Bisnis.com, JAKARTA – Pelemahan nilai tukar rupiah terhadap dolar AS dapat menguntungkan beberapa emiten komoditas yang melantai di Bursa Efek Indonesia (BEI). Analis melihat peluang penguatan pada emiten komoditas ini dapat berlanjut hingga kuartal III/2024.
Head of Research InvestasiKu (Mega Capital Sekuritas) Cheril Tanuwijaya mengatakan beberapa emiten seperti yang memiliki pendapatan dalam dolar AS diuntungkan dengan depresiasi rupiah ini. Emiten-emiten tersebut adalah emiten produsen komoditas bahan baku dan emiten sektor energi.
"Mereka diuntungkan dari dua hal, yaitu dari penguatan dolar AS dan kenaikan harga komoditas underlying-nya. Emiten tersebut seperti misalnya MDKA dan TINS," kata Cheril, Rabu (17/4/2024).
Dia melanjutkan, investor yang berminat untuk masuk ke emiten-emiten tersebut saat ini dapat memperhatikan momentum kenaikan harga dan sentimen komoditas underlying emiten tersebut. Hal ini karena karakter saham komoditas yang memang seasonal atau musiman.
Menurut Cheril, selama sentimen terhadap saham-saham komoditas tersebut masih bergulir, investor bisa mencermati saham-saham komoditas tersebut.
"Kami lihat dengan sentimen global yang ada, saham-saham tersebut bisa trending hingga kuartal III/2024 ini setidaknya, dengan target profit 10%-15%," ucap Cheril.
Baca Juga
Sebagai informasi, saham-saham komoditas energi yang masuk dalam IDX Energy tercatat telah menguat 4,60% secara year to date (ytd) per hari ini, Rabu (17/4/2024). Selain itu, saham-saham emiten emas yang masuk dalam indeks IDX Basic Materials juga menguat 3,83% secara YTD.
Sebelumnya, Analis Pasar Uang Lukman Leong melihat prospek rupiah ke depannya masih akan tertekan oleh dolar AS yang menguat. Menurut Lukman, penguatan dolar AS masih akan berlangsung panjang.
"Penguatan dolar AS masih akan panjang tercermin dari pernyataan yang hawkish dari kepala The Fed Jerome Powell semalam jika mereka belum bisa menurunkan suku bunga karena inflasi yang masih tinggi," ujar Lukman.
Dia melanjutkan pelemahan rupiah ini akan memiliki beberapa dampak ke ekonomi Indonesia. Dampak tersebut, kata dia, seperti BI yang akan terus mempertahankan suku bunga tinggi saat inflasi yang masih di dalam target.

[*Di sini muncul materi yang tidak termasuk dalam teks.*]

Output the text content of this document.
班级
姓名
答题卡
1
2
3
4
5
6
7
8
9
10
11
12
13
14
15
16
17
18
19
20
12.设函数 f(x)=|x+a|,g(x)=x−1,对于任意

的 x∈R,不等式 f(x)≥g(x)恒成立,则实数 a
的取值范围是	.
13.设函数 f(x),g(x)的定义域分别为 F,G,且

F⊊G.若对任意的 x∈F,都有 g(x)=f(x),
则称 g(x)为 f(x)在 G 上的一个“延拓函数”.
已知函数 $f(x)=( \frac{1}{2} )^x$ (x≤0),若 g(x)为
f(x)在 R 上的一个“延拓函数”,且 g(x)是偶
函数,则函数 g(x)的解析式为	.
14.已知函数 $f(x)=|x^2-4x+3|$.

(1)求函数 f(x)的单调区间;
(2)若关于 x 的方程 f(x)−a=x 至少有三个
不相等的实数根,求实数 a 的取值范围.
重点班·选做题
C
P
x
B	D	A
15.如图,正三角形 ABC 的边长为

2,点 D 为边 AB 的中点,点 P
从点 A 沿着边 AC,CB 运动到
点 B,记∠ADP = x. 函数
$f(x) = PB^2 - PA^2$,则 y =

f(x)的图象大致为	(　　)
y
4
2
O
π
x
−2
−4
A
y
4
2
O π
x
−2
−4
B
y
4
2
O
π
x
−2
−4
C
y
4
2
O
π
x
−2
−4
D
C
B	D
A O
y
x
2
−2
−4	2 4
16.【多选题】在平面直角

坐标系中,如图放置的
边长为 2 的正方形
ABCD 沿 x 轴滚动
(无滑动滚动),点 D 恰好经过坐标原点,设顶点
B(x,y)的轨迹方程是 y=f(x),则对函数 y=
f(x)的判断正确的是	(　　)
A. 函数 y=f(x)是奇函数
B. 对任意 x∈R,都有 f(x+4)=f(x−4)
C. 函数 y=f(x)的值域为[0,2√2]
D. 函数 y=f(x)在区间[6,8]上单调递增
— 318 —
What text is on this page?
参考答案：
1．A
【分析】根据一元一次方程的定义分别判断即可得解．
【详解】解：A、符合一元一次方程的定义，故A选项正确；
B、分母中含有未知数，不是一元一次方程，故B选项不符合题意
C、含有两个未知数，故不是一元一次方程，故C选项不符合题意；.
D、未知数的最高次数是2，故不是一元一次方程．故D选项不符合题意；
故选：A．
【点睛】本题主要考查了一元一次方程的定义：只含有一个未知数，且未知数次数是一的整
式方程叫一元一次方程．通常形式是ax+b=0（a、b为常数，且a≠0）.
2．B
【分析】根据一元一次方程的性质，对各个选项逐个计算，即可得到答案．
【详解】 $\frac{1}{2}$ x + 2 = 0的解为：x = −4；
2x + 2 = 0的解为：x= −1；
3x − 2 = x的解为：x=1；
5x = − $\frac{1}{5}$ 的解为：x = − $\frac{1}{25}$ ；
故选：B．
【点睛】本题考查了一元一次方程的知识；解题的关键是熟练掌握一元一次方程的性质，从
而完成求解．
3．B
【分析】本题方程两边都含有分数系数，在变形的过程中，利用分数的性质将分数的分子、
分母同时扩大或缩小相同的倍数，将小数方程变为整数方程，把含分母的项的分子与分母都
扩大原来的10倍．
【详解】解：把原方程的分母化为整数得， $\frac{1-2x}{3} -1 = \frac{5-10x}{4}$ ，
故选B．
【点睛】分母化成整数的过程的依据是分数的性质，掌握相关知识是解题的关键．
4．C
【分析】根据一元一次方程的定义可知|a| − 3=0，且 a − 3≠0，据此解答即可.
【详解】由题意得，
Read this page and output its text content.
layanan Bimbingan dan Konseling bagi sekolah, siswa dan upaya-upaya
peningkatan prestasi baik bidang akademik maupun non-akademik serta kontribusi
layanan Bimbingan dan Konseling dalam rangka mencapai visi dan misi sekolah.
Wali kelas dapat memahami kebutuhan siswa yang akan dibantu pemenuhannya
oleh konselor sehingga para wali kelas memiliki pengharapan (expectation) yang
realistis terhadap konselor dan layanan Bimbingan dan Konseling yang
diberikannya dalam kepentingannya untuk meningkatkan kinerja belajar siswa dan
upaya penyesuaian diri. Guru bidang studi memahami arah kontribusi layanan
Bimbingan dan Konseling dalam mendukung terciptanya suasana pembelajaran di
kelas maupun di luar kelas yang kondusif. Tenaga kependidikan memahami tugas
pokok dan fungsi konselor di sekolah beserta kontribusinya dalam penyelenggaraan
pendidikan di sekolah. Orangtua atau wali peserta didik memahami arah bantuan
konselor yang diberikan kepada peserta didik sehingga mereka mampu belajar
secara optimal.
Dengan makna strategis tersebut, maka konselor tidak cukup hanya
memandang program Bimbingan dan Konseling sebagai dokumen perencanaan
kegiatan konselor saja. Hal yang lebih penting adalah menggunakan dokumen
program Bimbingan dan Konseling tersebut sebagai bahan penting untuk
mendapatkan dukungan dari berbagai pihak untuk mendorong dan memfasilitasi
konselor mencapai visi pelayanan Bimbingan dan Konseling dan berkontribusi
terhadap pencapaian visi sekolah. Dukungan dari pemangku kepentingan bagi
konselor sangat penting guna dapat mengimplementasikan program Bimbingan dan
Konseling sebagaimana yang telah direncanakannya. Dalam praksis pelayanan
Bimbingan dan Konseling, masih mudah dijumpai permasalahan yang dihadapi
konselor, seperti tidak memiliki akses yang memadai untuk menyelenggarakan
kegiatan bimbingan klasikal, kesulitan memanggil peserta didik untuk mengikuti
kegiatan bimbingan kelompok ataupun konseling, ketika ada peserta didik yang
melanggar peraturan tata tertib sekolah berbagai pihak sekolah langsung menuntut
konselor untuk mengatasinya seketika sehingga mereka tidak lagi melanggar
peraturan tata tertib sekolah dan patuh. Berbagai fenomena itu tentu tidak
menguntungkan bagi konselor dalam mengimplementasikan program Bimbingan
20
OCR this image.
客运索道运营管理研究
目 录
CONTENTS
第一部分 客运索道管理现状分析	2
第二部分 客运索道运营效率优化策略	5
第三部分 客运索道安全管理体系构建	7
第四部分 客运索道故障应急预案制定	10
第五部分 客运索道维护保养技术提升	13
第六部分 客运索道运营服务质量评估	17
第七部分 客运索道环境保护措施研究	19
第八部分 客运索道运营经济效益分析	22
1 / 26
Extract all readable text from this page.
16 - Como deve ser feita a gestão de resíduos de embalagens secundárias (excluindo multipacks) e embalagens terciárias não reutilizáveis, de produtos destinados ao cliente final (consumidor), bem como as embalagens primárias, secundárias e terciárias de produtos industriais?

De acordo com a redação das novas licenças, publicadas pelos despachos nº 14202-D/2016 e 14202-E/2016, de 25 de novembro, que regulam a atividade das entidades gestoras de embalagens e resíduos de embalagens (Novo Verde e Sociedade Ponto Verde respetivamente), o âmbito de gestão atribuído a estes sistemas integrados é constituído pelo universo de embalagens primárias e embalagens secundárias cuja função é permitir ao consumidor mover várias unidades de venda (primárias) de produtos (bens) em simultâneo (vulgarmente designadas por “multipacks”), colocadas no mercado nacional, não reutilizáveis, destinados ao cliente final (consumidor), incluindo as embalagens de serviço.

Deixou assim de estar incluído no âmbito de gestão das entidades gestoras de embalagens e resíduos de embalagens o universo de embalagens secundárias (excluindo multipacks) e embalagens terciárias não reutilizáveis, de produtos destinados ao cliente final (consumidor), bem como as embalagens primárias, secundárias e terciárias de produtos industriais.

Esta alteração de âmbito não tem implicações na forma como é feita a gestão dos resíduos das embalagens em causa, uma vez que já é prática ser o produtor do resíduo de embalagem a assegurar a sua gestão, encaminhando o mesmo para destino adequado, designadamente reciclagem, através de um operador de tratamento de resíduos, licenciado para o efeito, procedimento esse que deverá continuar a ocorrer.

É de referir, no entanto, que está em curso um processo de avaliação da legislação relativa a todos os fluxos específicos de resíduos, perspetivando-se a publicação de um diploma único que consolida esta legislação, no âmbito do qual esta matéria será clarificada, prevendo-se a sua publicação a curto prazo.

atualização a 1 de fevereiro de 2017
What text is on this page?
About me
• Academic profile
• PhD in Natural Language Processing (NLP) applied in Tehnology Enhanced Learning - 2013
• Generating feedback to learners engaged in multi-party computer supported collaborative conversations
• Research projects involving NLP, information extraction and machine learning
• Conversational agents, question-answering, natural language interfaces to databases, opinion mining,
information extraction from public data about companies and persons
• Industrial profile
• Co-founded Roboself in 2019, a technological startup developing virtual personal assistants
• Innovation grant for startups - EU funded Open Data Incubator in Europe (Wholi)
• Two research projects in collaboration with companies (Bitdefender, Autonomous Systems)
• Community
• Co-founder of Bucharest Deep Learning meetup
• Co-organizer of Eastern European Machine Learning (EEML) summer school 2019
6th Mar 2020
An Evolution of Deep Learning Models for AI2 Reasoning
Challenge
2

"Malah ada kemungkinan BI akan perlu kembali menaikkan suku bunga ke depan untuk menahan depresiasi rupiah," ucap Lukman.
Disclaimer: berita ini tidak bertujuan mengajak membeli atau menjual saham. Keputusan investasi sepenuhnya ada di tangan pembaca. Bisnis.com tidak bertanggung jawab terhadap segala kerugian maupun keuntungan yang timbul dari keputusan investasi pembaca.